La musique a
toujours fait partie de notre quotidien, et pendant ce voyage, les échanges
avec les locaux et les voyageurs que nous rencontrons m'ont permis de
diversifier la playlist qui nous accompagne.
Mais s'il y a des chanteurs qui reviennent régulièrement à nos oreilles, Renaud est de
ceux-là. Très apprécié par Yannick, c'est sans conteste son répertoire qui aura
le plus raisonné dans les enceintes du camping-car pendant tout notre parcours
en Amérique latine.
Avant d'avoir de nouveau l'occasion de nous ouvrir sur une
nouvelle culture musicale, c'est encore avec la voix rocailleuse du Renard que
l'on pourrait venir refermer ce chapitre Sud-américain tant cette chanson est
alors de circonstance : "c'est quand qu'on va où ?"
2 février
2020.
Cette journée débute dans l'insouciance générale de notre tribu de
voyageurs composée désormais de notre famille et de Marine et Thomas, alias
"les bidons rouges".
Un de ces matins ordinaires, rempli de moments simples et
authentiques, au sein de ce petit campement improvisé au bord de l'eau qui nous
ferait presque oublier les risques de la vie...
Pendant que Marine profite de notre cuisine pour réaliser sa
confiture de baies de calafate, Thomas bricole sur le
4x4 en compagnie de Pablo, Yannick et Lou sont quant à eux partis depuis plus
d'une heure ramasser des calafate. Commençant à
trouver le temps long, je demande à Pablo d'aller à leur rencontre afin de
pouvoir également cuire quelques pots de confiture avant de prendre la route.
Yannick et Lou reviennent alors une demi-heure plus tard, et
ce n'est que quelques minutes après leur retour que Yannick m'apprend que Pablo
n'est pas avec eux et surtout qu'il ne l'a pas vu.
Il repart alors sur ses traces avec Lou, mais trop inquiète,
je les rejoins et me mets également à sa recherche. Le paysage, bien que dégagé
est en bordure d'une rivière et surplombé par endroit de pentes très
accentuées. Les minutes défilent et l'angoisse nous envahit. Face au temps qui
s'éternise, nous organisons nos recherches et prenons chacun un talkie-walkie.
Les nombreux locaux ne nous rassurant pas en nous disant qu'ils ne l'ont pas vu
passer...
Une famille finie par nous dire qu'ils pensent l'avoir vu 20
minutes plus tôt se diriger vers un autre secteur de la rivière.

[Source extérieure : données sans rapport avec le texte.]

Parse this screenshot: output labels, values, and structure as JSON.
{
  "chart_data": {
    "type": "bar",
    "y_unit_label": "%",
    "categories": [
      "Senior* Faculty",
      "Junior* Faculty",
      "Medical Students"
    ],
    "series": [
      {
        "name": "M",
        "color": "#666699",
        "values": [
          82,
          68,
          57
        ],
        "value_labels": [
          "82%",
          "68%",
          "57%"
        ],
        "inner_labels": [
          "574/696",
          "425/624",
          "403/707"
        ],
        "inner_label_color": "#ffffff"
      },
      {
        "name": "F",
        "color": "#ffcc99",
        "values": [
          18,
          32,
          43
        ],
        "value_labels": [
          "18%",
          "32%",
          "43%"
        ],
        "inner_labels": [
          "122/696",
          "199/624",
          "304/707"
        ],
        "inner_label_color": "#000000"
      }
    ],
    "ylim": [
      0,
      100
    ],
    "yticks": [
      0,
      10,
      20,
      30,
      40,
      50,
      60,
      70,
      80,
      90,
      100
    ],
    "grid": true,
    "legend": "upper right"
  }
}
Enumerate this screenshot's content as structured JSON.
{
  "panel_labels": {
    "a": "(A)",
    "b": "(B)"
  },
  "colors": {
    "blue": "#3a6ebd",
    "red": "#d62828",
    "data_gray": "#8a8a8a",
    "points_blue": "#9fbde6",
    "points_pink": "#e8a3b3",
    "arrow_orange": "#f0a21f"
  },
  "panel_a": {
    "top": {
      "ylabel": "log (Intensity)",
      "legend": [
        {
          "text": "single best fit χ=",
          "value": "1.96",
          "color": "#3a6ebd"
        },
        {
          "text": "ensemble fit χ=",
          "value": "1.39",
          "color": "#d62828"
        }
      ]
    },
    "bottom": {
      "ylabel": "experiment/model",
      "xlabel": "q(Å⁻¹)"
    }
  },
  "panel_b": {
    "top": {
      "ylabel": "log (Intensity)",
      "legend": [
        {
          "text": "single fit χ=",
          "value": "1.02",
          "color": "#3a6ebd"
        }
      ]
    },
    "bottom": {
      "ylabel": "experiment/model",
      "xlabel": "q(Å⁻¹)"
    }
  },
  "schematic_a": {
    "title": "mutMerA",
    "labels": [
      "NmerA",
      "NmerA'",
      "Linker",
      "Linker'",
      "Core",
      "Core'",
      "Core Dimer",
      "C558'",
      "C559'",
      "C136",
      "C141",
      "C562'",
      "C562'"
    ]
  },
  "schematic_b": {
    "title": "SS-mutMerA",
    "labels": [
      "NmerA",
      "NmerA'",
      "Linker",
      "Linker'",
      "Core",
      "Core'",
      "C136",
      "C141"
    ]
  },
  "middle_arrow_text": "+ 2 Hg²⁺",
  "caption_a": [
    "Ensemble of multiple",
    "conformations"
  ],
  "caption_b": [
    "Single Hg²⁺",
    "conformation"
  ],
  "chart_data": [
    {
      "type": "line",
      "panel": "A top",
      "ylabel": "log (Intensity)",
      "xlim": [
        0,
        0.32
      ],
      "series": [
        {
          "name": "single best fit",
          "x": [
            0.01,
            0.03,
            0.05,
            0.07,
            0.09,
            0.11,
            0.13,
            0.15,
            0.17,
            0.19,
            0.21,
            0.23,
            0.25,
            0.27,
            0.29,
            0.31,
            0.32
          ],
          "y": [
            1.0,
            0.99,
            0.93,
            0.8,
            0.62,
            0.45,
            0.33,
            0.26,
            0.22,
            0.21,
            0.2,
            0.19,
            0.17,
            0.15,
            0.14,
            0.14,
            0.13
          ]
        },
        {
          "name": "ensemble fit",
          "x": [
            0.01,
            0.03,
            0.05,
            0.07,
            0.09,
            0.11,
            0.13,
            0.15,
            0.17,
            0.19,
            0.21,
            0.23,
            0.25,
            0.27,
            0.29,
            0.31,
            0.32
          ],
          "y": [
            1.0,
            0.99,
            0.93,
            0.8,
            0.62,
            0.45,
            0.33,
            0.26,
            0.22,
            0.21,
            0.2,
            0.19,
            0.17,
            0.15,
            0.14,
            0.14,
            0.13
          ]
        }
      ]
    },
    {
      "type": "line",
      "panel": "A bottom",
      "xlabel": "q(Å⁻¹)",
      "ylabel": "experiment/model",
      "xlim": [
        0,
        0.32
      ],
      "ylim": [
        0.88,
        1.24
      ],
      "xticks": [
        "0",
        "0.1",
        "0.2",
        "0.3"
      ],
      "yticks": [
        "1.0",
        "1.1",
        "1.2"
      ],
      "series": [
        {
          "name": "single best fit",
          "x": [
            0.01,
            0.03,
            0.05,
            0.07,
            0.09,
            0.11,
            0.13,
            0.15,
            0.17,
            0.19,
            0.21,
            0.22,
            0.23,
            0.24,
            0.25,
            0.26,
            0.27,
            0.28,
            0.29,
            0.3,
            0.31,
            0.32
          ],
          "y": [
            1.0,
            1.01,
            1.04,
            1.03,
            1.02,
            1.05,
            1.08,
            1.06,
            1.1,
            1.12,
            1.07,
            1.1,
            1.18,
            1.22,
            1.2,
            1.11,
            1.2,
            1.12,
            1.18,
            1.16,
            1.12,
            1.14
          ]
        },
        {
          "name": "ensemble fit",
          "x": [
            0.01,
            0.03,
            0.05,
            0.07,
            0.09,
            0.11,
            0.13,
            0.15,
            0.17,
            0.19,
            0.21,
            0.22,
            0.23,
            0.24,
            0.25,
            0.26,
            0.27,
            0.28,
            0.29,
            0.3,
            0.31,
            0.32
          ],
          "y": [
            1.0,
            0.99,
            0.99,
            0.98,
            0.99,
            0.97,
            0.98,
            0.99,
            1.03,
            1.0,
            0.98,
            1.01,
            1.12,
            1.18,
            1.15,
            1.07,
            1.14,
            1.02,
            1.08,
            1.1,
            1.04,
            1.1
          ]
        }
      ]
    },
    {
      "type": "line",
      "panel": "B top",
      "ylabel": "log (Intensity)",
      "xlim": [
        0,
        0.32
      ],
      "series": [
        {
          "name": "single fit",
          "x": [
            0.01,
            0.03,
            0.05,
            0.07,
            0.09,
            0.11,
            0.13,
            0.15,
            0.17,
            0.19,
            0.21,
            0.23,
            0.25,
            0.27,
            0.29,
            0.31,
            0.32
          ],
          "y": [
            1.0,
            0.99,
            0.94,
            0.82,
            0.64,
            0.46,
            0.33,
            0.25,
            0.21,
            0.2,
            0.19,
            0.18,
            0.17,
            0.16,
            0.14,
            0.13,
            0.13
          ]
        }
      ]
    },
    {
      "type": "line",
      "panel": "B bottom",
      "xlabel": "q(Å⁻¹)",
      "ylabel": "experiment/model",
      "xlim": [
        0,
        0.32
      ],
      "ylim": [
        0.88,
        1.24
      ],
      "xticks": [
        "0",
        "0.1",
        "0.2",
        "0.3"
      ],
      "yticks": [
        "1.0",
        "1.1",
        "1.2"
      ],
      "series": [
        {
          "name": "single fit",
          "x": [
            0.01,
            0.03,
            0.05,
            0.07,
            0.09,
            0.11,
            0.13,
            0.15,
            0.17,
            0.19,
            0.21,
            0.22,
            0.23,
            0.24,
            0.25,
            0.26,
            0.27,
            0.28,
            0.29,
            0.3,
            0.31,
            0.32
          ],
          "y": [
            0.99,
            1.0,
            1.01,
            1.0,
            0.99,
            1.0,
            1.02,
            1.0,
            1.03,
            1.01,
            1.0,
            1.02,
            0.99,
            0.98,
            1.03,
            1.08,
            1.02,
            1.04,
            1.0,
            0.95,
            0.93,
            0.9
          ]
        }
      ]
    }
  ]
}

Nous décidons
de suivre ce chemin avec Lou pendant que Yannick et Thomas partent en 4x4.
Marine est restée au camping-car espérant le voir rentrer.
La
population ressent notre inquiétude et prend part aux recherches. 2 motards
sillonnent le secteur et la gendarmerie est prévenue.
J'ai la gorge serrée, une boule dans le ventre. Je serre la
main de Lou qui, en larmes, appelle son frère avec des hurlements qui
raisonnent dans toute la vallée...
Près de 45min s'écoulent ainsi, espérant un "OK il est
là !" à chaque déclenchement du talkie. Quand soudain, Yannick et
Thomas pensent l'avoir repéré...une petite tête blonde apparaît enfin... oufff...!
En le voyant arriver au loin vers le secteur dans lequel
nous sommes, je respire enfin, avec cette sensation d'avoir fait la plus grande
apnée de ma vie. Il boude, et a visiblement eu peur lui-aussi, au point de
vouloir rentrer seul jusqu'au camping-car.
Après avoir remercié chaleureusement au passage toutes les
personnes qui nous ont aidées, c'est accompagnés des applaudissements heureux
des familles présentes au bord de la rivière que nous retournons au
camping-car, savourer une bonne tasse de thé avec Marine et Thomas, soulagés de
ce dénouement, mais encore groguis par le choc que
nous venons de vivre...
Remis de ces émotions fortes, nous prenons la direction du
nord. La confiture attendra...
Avant de trouver un nouveau bivouac pour la nuit, nous
faisons un crochet au bord de l'océan sur une réserve de manchots de Magellan.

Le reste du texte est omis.